Abstract It has been suggested that the long‐standing association of variability in the human nasal index [100 × (nasal breadth)/(nasal height)] with climatic variation is spurious evidence for natural selection in humans (Hoyme, 1965; St. Hoyme and Iscan, 1989). The argument is based principally on the observation that nasal height is globally more variable than nasal breadth, with nasal breadth thus contributing little to variation in the index. This argument does not take into account the confounding effect of absolute size of these variables on their variances. In this study we compare the intrinsic variation in skeletal nasal height and breadth within and among 26 mixed‐sex populations (N = 2,408) at globally diverse localities (Howells, 1989), using 2 × 2 variance‐covariance matrices of the logarithmically transformed variates.

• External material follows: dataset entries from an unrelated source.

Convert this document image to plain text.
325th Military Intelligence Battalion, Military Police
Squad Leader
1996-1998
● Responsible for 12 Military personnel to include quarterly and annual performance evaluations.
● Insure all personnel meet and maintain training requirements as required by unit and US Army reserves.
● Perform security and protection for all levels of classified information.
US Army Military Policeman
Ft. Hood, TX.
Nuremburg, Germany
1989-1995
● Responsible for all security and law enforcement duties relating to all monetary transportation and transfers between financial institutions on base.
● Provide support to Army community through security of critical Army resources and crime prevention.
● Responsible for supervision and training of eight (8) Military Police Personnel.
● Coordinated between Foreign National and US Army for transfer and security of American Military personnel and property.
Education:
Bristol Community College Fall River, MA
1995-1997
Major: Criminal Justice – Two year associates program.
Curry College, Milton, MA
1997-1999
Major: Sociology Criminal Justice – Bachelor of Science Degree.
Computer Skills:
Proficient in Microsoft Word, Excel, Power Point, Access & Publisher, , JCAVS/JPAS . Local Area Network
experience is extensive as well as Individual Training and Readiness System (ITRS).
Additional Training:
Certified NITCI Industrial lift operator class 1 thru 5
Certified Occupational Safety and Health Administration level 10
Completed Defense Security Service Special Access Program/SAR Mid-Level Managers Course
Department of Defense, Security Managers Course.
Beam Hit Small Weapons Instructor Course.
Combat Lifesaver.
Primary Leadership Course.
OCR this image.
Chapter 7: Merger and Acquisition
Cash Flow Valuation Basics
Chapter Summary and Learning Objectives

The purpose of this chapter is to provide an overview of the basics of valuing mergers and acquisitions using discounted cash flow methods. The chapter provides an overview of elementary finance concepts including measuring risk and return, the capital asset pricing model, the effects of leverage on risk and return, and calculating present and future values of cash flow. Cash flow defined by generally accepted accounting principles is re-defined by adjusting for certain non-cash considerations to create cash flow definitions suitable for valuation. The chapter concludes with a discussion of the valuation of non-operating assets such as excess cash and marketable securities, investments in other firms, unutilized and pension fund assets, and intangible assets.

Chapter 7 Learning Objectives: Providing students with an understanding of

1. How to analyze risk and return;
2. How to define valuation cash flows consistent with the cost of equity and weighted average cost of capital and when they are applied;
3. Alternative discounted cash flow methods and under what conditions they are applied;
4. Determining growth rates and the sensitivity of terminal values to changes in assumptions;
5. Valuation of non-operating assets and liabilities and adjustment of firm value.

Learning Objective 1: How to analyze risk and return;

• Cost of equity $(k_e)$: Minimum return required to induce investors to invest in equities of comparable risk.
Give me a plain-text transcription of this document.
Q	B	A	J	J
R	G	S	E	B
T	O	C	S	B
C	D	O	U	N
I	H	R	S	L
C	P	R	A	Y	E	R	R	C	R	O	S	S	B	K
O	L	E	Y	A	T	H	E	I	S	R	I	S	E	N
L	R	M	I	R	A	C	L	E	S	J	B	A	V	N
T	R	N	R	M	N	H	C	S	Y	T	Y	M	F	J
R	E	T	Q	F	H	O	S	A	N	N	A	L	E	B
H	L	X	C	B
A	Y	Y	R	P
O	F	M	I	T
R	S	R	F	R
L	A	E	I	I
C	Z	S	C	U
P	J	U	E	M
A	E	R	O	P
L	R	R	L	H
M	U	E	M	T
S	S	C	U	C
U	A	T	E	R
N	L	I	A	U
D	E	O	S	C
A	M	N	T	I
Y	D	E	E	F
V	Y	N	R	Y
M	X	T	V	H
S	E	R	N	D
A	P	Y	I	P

Hypothesis tests for homogeneity of matrices and equalvariance/equal‐covariance indicate that the intrinsic variation in nasal breadth is greater than that for nasal height within populations, and that nasal breadth and nasal height exhibit equivalent intrinsic variation among populations. The argument that nasal breadth contributes little to the worldwide variation in the human nasal index is rejected. Given our present understanding of nasal physiological morpho‐function, these results support, but do not demonstrate, an adaptive role for human nasal index variation. Promising methods for elucidating natural selection on human nasal form are suggested.